Haber başlıklarına baktığımız zaman “aşk cinayeti” başlığını çok sık görüyoruz bu haberlerde. “Dokuz yerinden bıçaklanan kadın” başlığını çok görürüz. Sürünerek, kesilerek öldürüldüğü başlığını çok görürüz. Sistematik araştırmaya baktığımız zaman bu olgular en fazla kadın haberlerinde, kadına şiddet haberlerinde, cinayet haberlerinde görülür. Hata nedir burada? Aşk cinayeti olduğunu bilip bilmeden direkt “aşk cinayeti” başlığını atmanızdır. Hep “edinilen bilgiye göre” diye bir tabir vardır basında. Edinilen bilgiye göre dediği zaman her şeyi koyabilir içine. Kimden edindiği belli değil.

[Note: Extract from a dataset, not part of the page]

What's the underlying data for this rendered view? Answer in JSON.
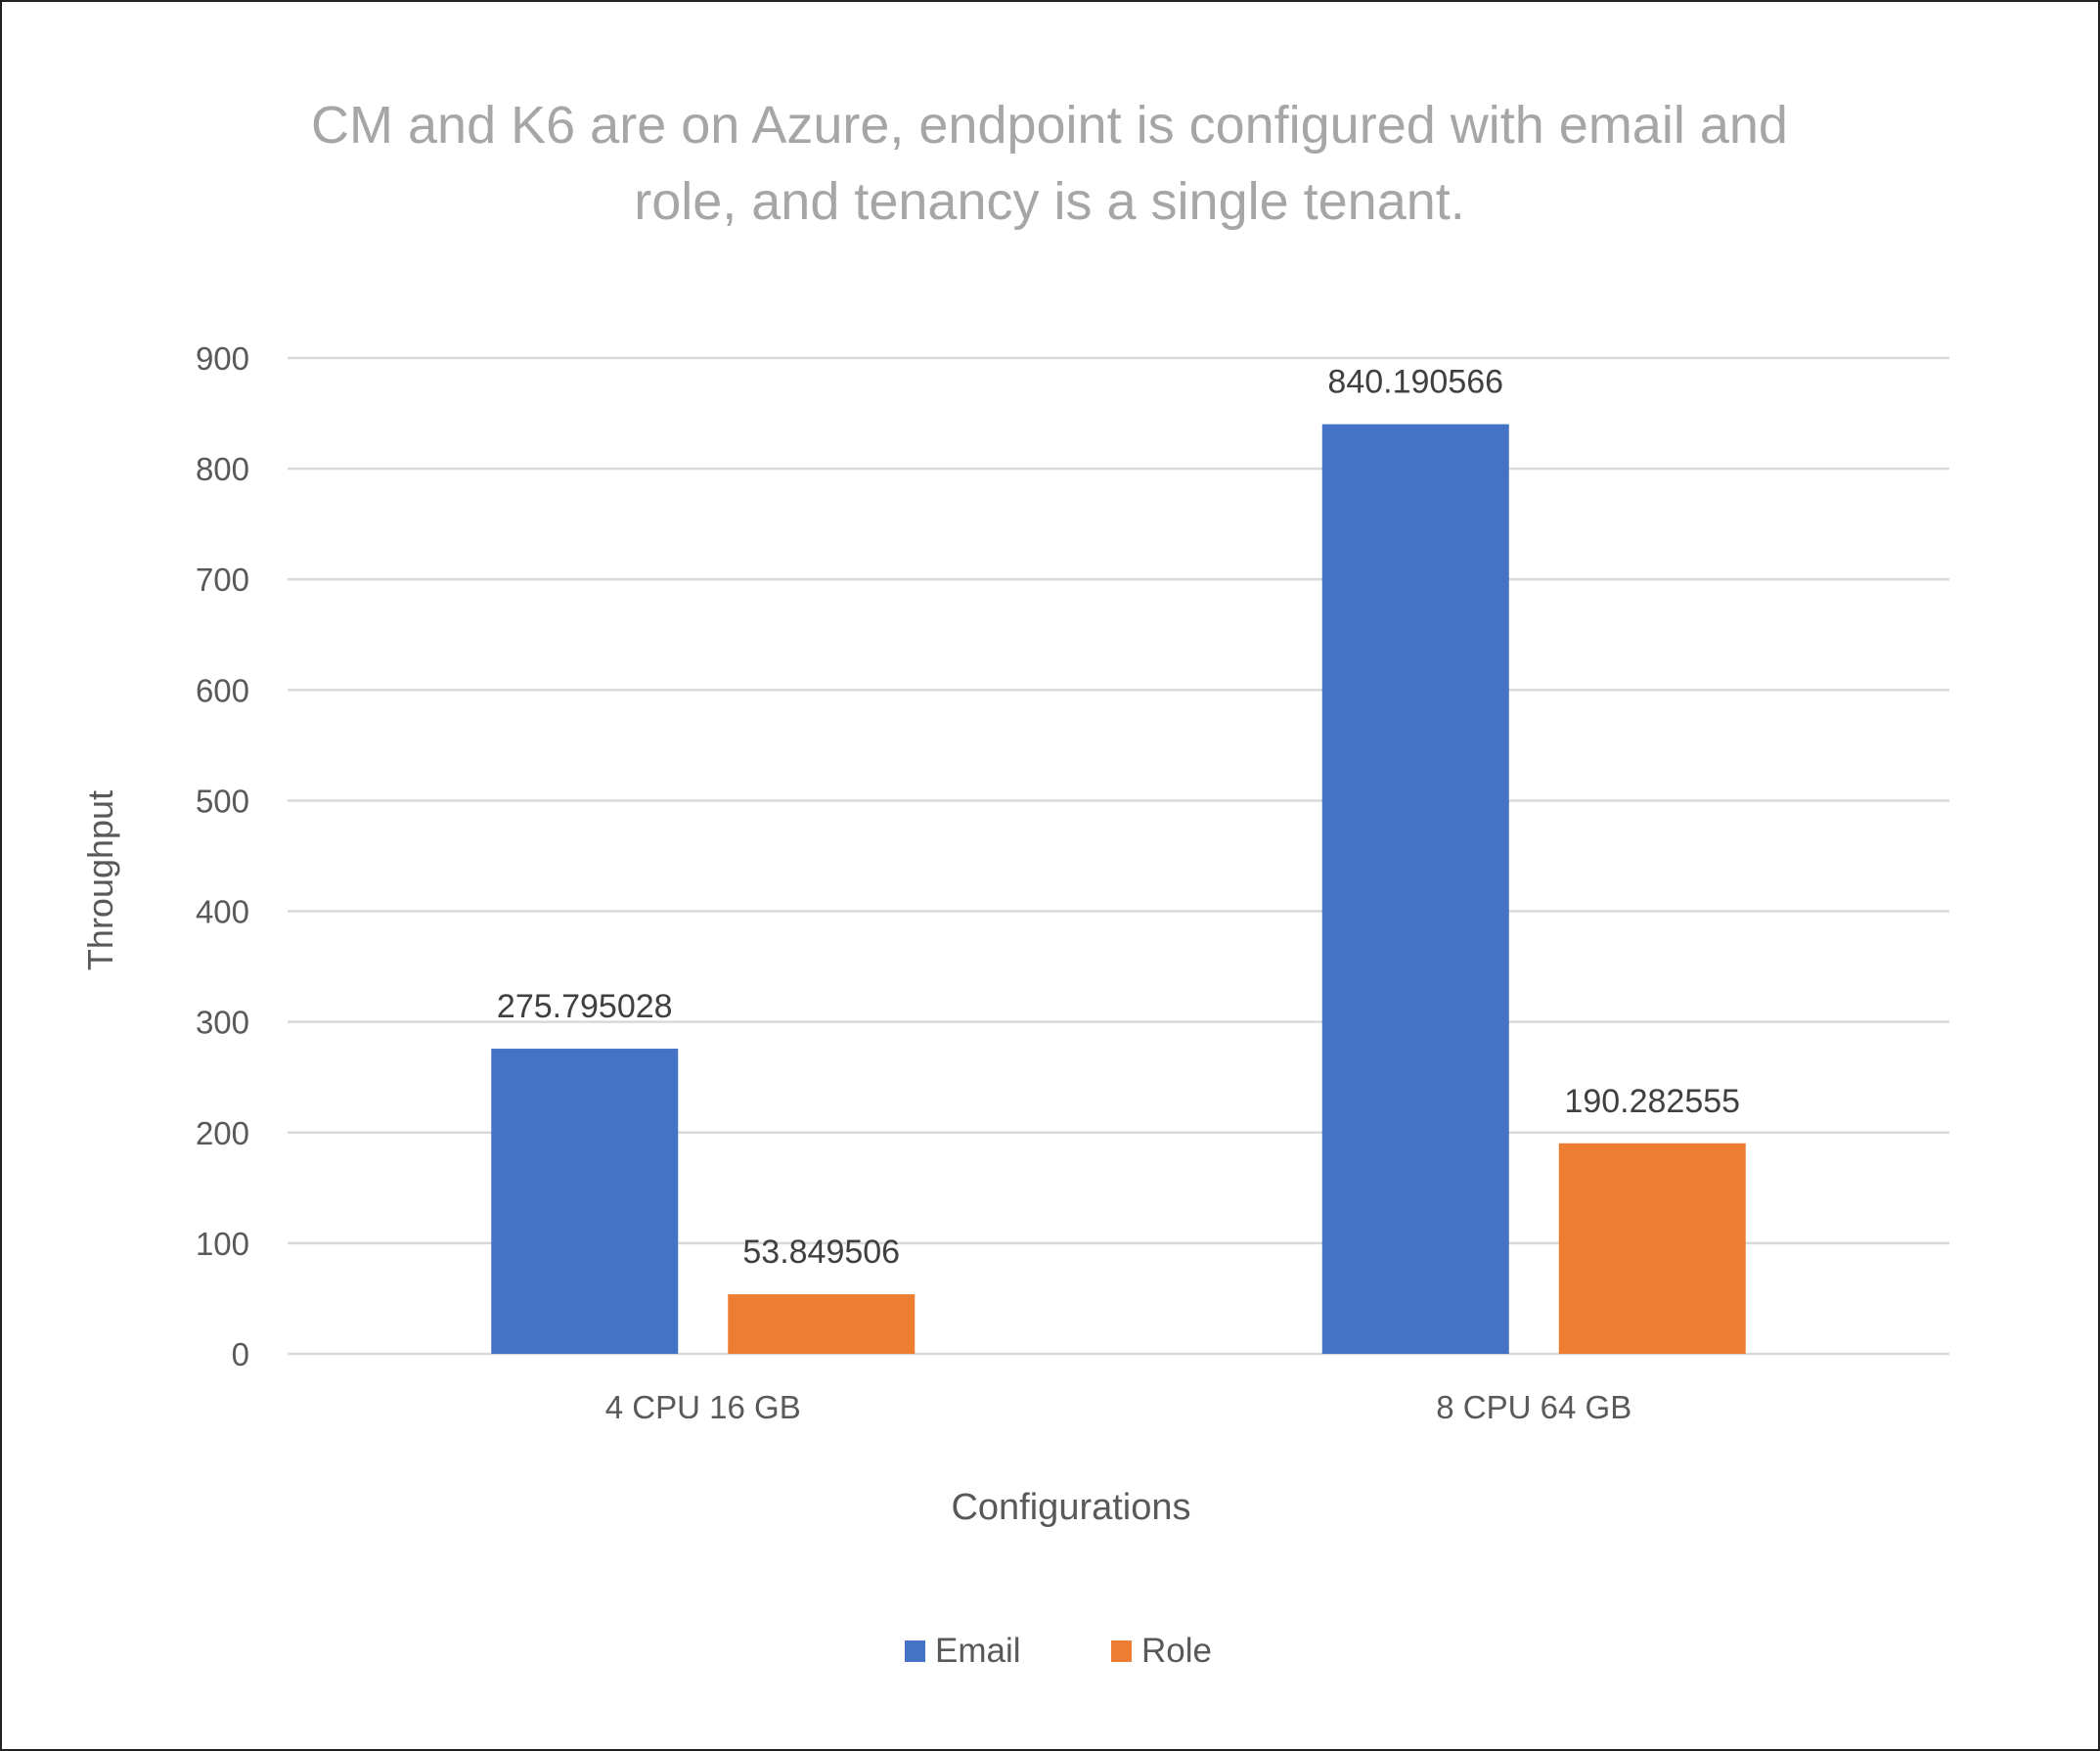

Kaynağı belirtmiyor. Kimin bu bilgiyi verdiğini söylemiyor. Belki de kendisi uyduruyor. Bunu nereden bileceğiz, bilemeyiz. O yüzden kaynak kesin olmadığı müddetçe, kesin olsa bile hayatını kaybetmiş bir kadının arkasından kesin olmayan bulgular üzerinden “aşk cinayeti” demek hem ahlaki değil hem de insanlığa sığan bir durum değil. Kadıncağız zaten cinayete kurban gitmiş ve arkasından bir de “aşk cinayeti mi acaba?” diye sorup insanların sanki onun ölümünün haklıymış gibi gösterme durumuna hizmet etmek basının görevi değildir. Yine dokuz yerinden bıçaklanan kadın diye olayın ayrıntısını verip şiddetin normalleşmesini sağlayıp insanların psikolojik alt yapısında artık duyarsızlaşmaya yol açmak da basının görevi değildir. Yine etik değerleri dışarıda bırakarak sadece haber verme mantığıyla hiçbir değeri gözetmeden, mesela şiddete uğrayan kadının açıkça adresini verip, adını verip şiddet uygulayan ya da öldüren erkeğin adını soyadını gizlemek de basının yaptığı yanlışlardan ve görevi olmayan durumlardan biri aslında.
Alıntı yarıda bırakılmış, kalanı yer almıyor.